St. Catherine of Sienna-A role model to us all who held fasting in high regard throughout her life. |
The church imitates Christ. Fasting in the life and works of Christ represent our first response to the act of unction and being filled with the Holy Spirit. Sadly enough many think that fasting is a physical act of giving up food and a simple change of diet. This of course is important to the concept of sanctifying a fast because if we cant learn to give up our own desires and pleasures how do we expect to imitate Christ if the passions have taken a hold of our nature. If we look to scripture we see that many forms of fasting had taken place and this did not necessarily include giving up food. If we look to the Samaritan woman in the gospel of John we find an individual who came to get water and left with the everlasting water, the water that will never make her thirst again. What was this water? Christ! How did she receive this water? By stripping away her passions through her honesty in answering Christ's questions and allowing Christ to penetrate her life in order to purify her body and was made worthy to behold Christ.
Fasting is a divine act of life which we have received from Christ himself. The first act Christ did following his Baptism was to go into the wilderness and fasted for 40 days and 40 nights. The church from the very beginning has always infused its own body, the acts of Christ' life, in order that those acts become life-giving for the life of the world. The church, which is one with Christ, becomes the image of the life of Christ. If the church becomes imitators of Christ then fasting has become a fundamental phase that not only Christ went through but we also must go through to sanctify our bodies. To claim that we live in the body of Christ and to overlook fasting is to misunderstand the person of Christ. If we are to follow Christ in our baptism, death and resurrection we are to also follow with our own fast! We should take note that all actions done in the person of Christ, revolve around Christ and end up in him.
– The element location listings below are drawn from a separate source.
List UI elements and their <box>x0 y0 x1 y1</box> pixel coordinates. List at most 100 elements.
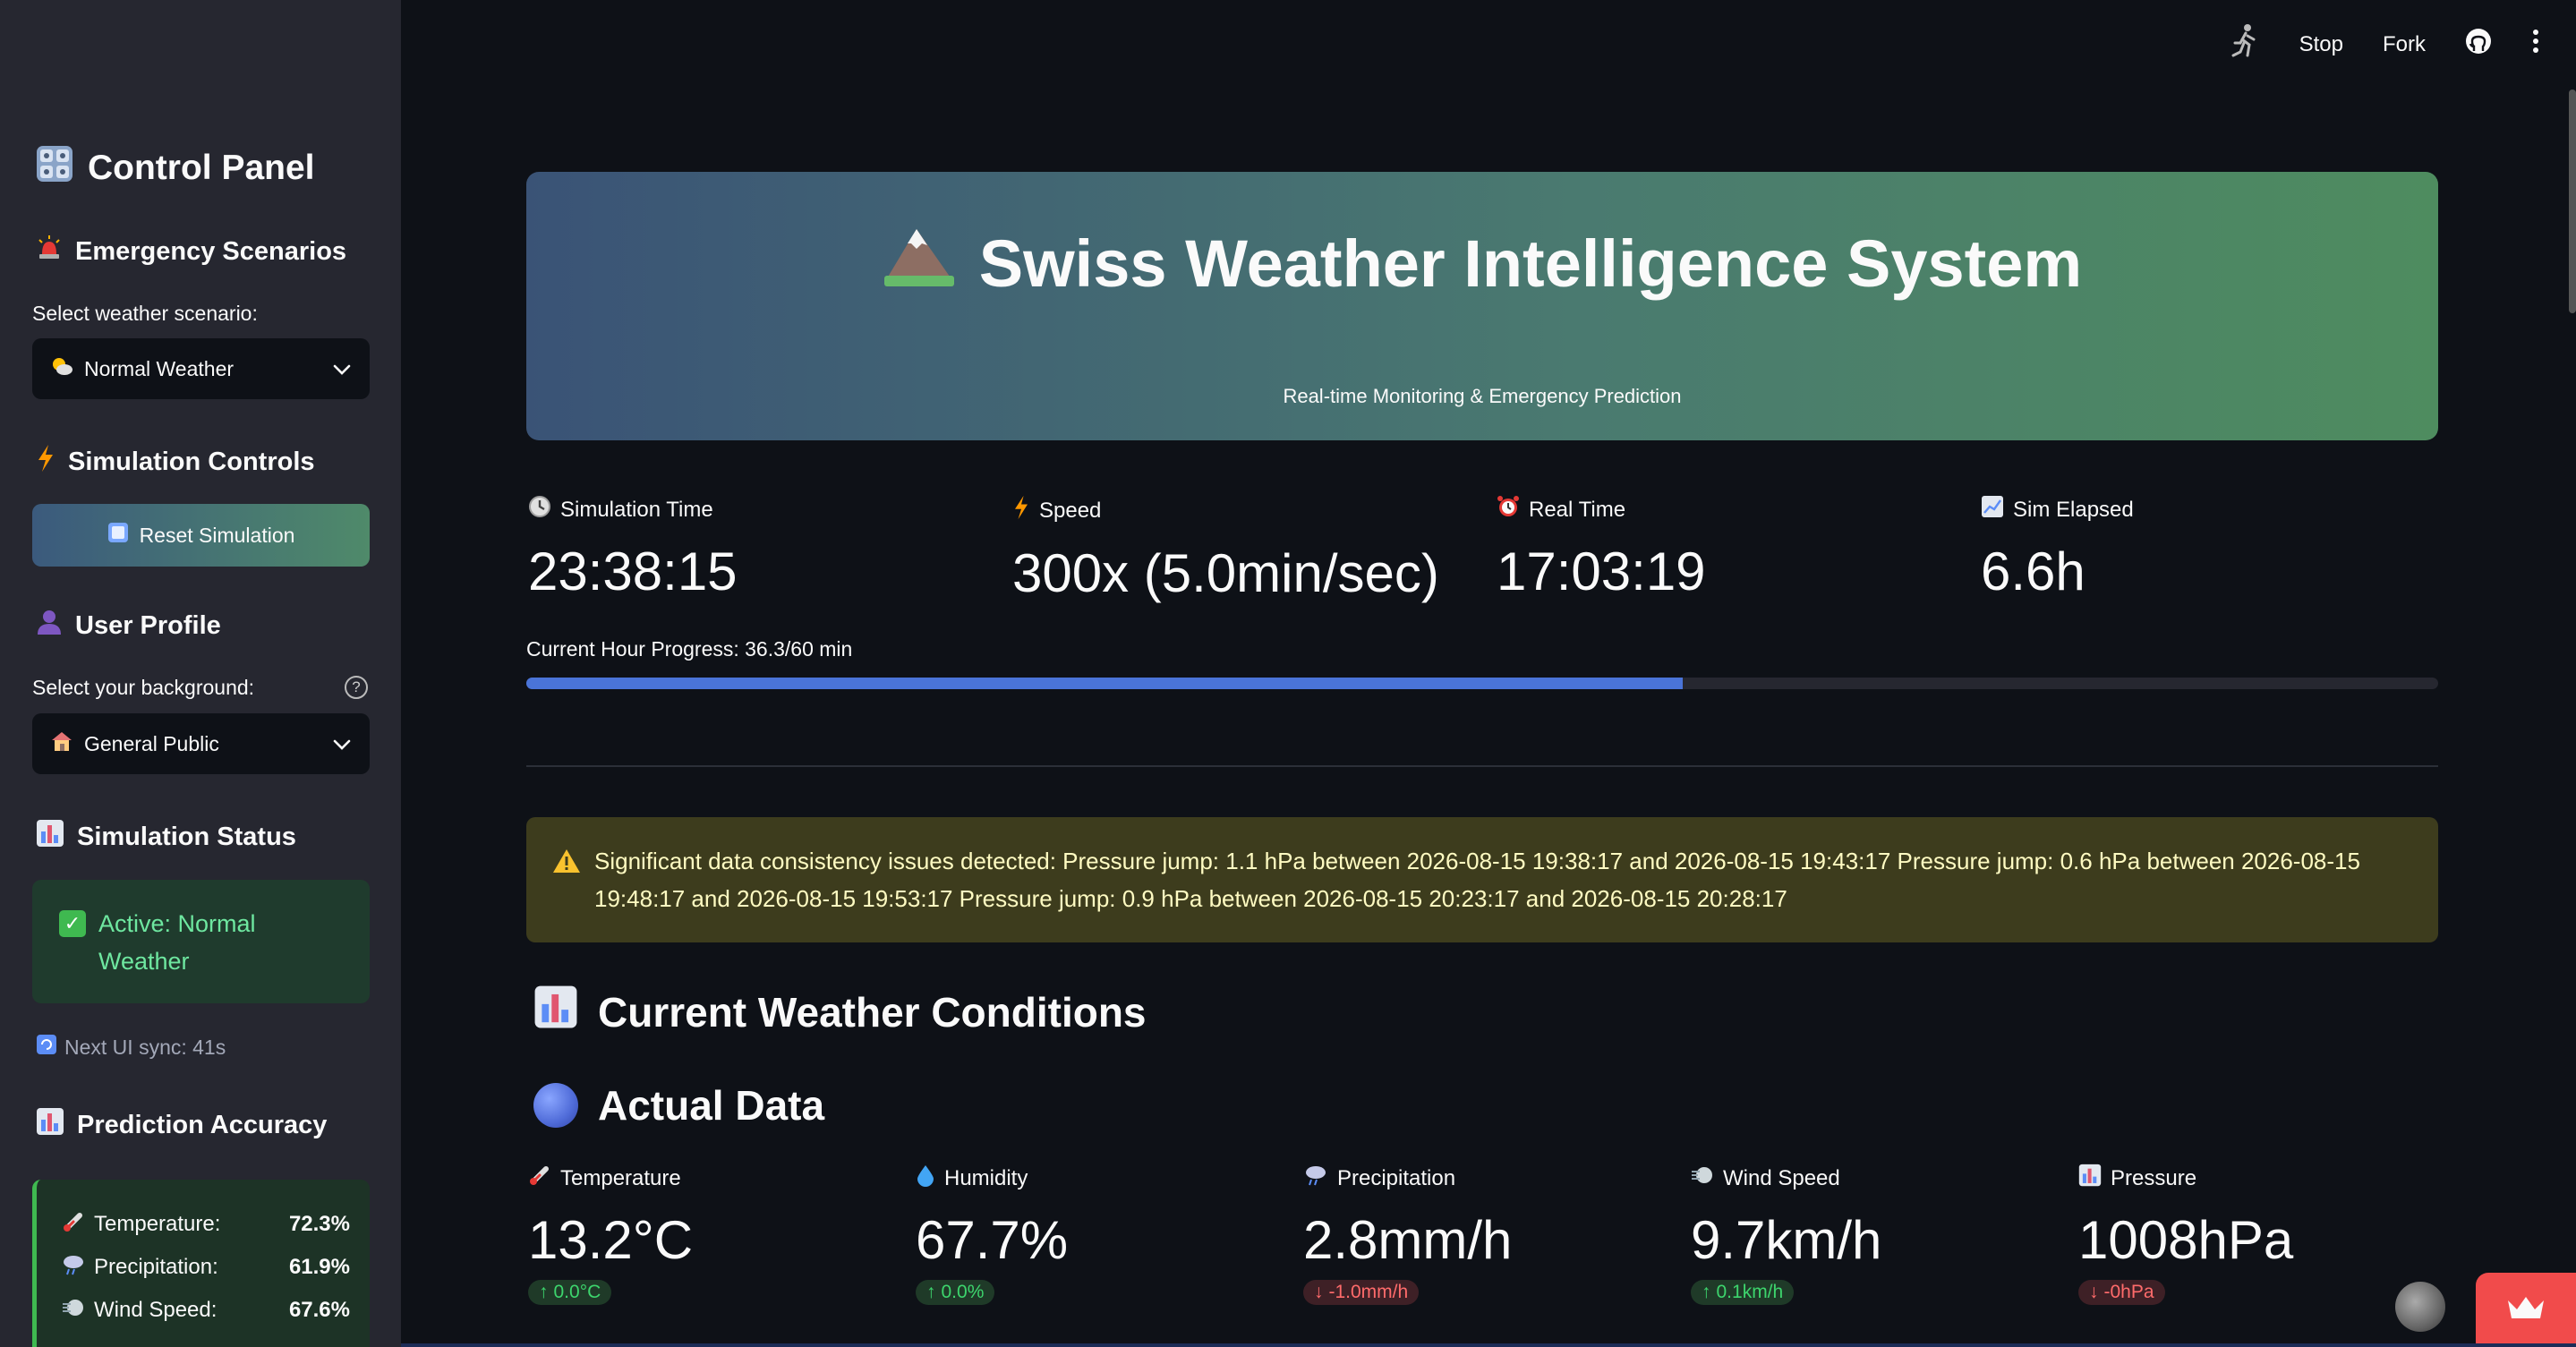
condition-humidity: Humidity 67.7% ↑ 0.0% <box>916 1164 1068 1305</box>
github-icon[interactable] <box>2465 28 2492 61</box>
stop-button[interactable]: Stop <box>2299 32 2343 57</box>
rain-cloud-icon <box>1303 1164 1328 1193</box>
emergency-heading: Emergency Scenarios <box>36 234 346 269</box>
arrow-down-icon: ↓ <box>1314 1282 1324 1302</box>
help-icon[interactable]: ? <box>345 676 368 699</box>
background-select-label: Select your background: <box>32 676 255 699</box>
warning-icon <box>551 848 582 885</box>
scrollbar[interactable] <box>2569 90 2576 313</box>
condition-value: 13.2°C <box>528 1210 694 1270</box>
arrow-up-icon: ↑ <box>539 1282 549 1302</box>
stop-square-icon <box>107 522 129 549</box>
simulation-status-heading: Simulation Status <box>36 819 296 855</box>
accuracy-name: Wind Speed: <box>94 1298 218 1322</box>
streamlit-badge[interactable] <box>2476 1273 2576 1347</box>
emergency-heading-text: Emergency Scenarios <box>75 236 347 266</box>
arrow-up-icon: ↑ <box>1702 1282 1711 1302</box>
arrow-down-icon: ↓ <box>2089 1282 2099 1302</box>
lightning-icon <box>1012 495 1030 526</box>
accuracy-value: 67.6% <box>288 1298 350 1322</box>
checkmark-icon: ✓ <box>59 910 86 937</box>
accuracy-value: 61.9% <box>288 1255 350 1279</box>
data-consistency-warning: Significant data consistency issues dete… <box>526 817 2438 942</box>
condition-value: 67.7% <box>916 1210 1069 1270</box>
condition-label: Humidity <box>944 1165 1028 1190</box>
chevron-down-icon <box>332 732 352 756</box>
condition-label: Pressure <box>2111 1165 2197 1190</box>
metric-value: 300x (5.0min/sec) <box>1012 543 1439 603</box>
metric-speed: Speed 300x (5.0min/sec) <box>1012 495 1439 604</box>
wind-face-icon <box>62 1296 85 1326</box>
chevron-down-icon <box>332 357 352 381</box>
delta-badge: ↑ 0.0% <box>916 1280 995 1305</box>
condition-wind-speed: Wind Speed 9.7km/h ↑ 0.1km/h <box>1691 1164 1881 1305</box>
sidebar-title-text: Control Panel <box>88 149 315 187</box>
thermometer-icon <box>62 1210 85 1240</box>
delta-badge: ↓ -0hPa <box>2078 1280 2165 1305</box>
metric-label: Simulation Time <box>560 497 713 522</box>
blue-circle-icon <box>533 1083 578 1128</box>
bar-chart-icon <box>36 819 64 855</box>
sun-cloud-icon <box>50 355 73 382</box>
reset-simulation-button[interactable]: Reset Simulation <box>32 504 370 567</box>
background-select[interactable]: General Public <box>32 713 370 774</box>
actual-data-text: Actual Data <box>598 1082 825 1129</box>
lightning-icon <box>36 444 55 480</box>
refresh-icon <box>36 1034 57 1061</box>
delta-badge: ↓ -1.0mm/h <box>1303 1280 1420 1305</box>
condition-label: Wind Speed <box>1723 1165 1840 1190</box>
accuracy-row-precipitation: Precipitation: 61.9% <box>62 1246 350 1289</box>
metric-sim-elapsed: Sim Elapsed 6.6h <box>1981 495 2134 602</box>
condition-precipitation: Precipitation 2.8mm/h ↓ -1.0mm/h <box>1303 1164 1512 1305</box>
condition-label: Temperature <box>560 1165 681 1190</box>
current-conditions-text: Current Weather Conditions <box>598 988 1147 1036</box>
condition-value: 2.8mm/h <box>1303 1210 1513 1270</box>
current-conditions-heading: Current Weather Conditions <box>533 985 1147 1039</box>
status-active-box: ✓ Active: Normal Weather <box>32 880 370 1003</box>
droplet-icon <box>916 1164 935 1193</box>
more-vertical-icon[interactable] <box>2531 28 2540 61</box>
delta-badge: ↑ 0.0°C <box>528 1280 612 1305</box>
accuracy-value: 72.3% <box>288 1212 350 1236</box>
accuracy-box: Temperature: 72.3% Precipitation: 61.9% … <box>32 1180 370 1347</box>
wind-face-icon <box>1691 1164 1714 1193</box>
prediction-accuracy-text: Prediction Accuracy <box>77 1110 328 1139</box>
arrow-up-icon: ↑ <box>926 1282 936 1302</box>
condition-pressure: Pressure 1008hPa ↓ -0hPa <box>2078 1164 2293 1305</box>
metric-value: 6.6h <box>1981 541 2086 601</box>
bar-chart-icon <box>36 1107 64 1143</box>
house-icon <box>50 730 73 757</box>
metric-value: 17:03:19 <box>1497 541 1706 601</box>
siren-icon <box>36 234 63 269</box>
scenario-select[interactable]: Normal Weather <box>32 338 370 399</box>
background-select-value: General Public <box>84 731 219 755</box>
simulation-status-text: Simulation Status <box>77 822 296 851</box>
condition-temperature: Temperature 13.2°C ↑ 0.0°C <box>528 1164 693 1305</box>
running-man-icon <box>2230 23 2260 65</box>
prediction-accuracy-heading: Prediction Accuracy <box>36 1107 327 1143</box>
accuracy-name: Precipitation: <box>94 1255 218 1279</box>
avatar[interactable] <box>2395 1282 2445 1332</box>
status-active-text: Active: Normal Weather <box>98 910 256 975</box>
warning-text: Significant data consistency issues dete… <box>594 848 2360 912</box>
user-profile-heading: User Profile <box>36 609 221 643</box>
user-silhouette-icon <box>36 609 63 643</box>
alarm-clock-icon <box>1497 495 1520 524</box>
fork-button[interactable]: Fork <box>2383 32 2426 57</box>
condition-label: Precipitation <box>1337 1165 1456 1190</box>
actual-data-heading: Actual Data <box>533 1081 824 1130</box>
hour-progress-bar <box>526 678 2438 689</box>
bottom-border <box>401 1343 2576 1347</box>
metric-label: Sim Elapsed <box>2013 497 2134 522</box>
sidebar-title: Control Panel <box>36 145 315 192</box>
accuracy-row-temperature: Temperature: 72.3% <box>62 1203 350 1246</box>
trending-chart-icon <box>1981 495 2004 524</box>
bar-chart-icon <box>2078 1164 2102 1193</box>
clock-icon <box>528 495 551 524</box>
rain-cloud-icon <box>62 1253 85 1283</box>
thermometer-icon <box>528 1164 551 1193</box>
app-toolbar: Stop Fork <box>2230 23 2540 65</box>
condition-value: 9.7km/h <box>1691 1210 1882 1270</box>
hour-progress-fill <box>526 678 1684 689</box>
user-profile-text: User Profile <box>75 610 221 640</box>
This is why He spoke and said "for my sake", "come, follow me", "for my name's sake", "come after me". All these acts, fasting, baptism, enduring persecution and suffering lead to our union in the body of Christ.
Why then do we fast? Fasting is a test in which the personality defies the self. It is an an exercise in which the self is resisted by man. Fasting then, should be considered an act of love of the highest order, a physical way of entering into the experience of the cross (Good Friday in the Coptic Rite calls for all parishioners to abstain from food). The fasting that Moses and other prophets did was to profit them and mankind. On the other hand, the fasting of Jesus, was not done that He might receive anything, but to make a free offering of Himself in an act of love and to manifest the coming sacrifice of the cross. We fast by offering our bodies as a sacrifice. The outward form is naturally our fatigue, but the true essence is the our intentional acceptance of death, that we may be born again in life in the mystery of Christ. It is then and only then we become, in the sacrifice we make, a pure sacrifice, capable of interceding and redeeming in the image of Christ for the life of the world.
Fasting should not be viewed from the paradigm of changing your diet as we naturally are taught but rather fasting should be viewed from the paradigm of death and life. We die to the world in order that we are given life in the body of Christ. All acts within the church lead to our salvation. All acts the church administers and teaches is meant to bring us in the body of Christ. All the mysteries of the Church point to the paradigm of death and life. If we learn to shed the passions of the body then we become imitators of Christ. Fasting is one of many acts that lead to this realization.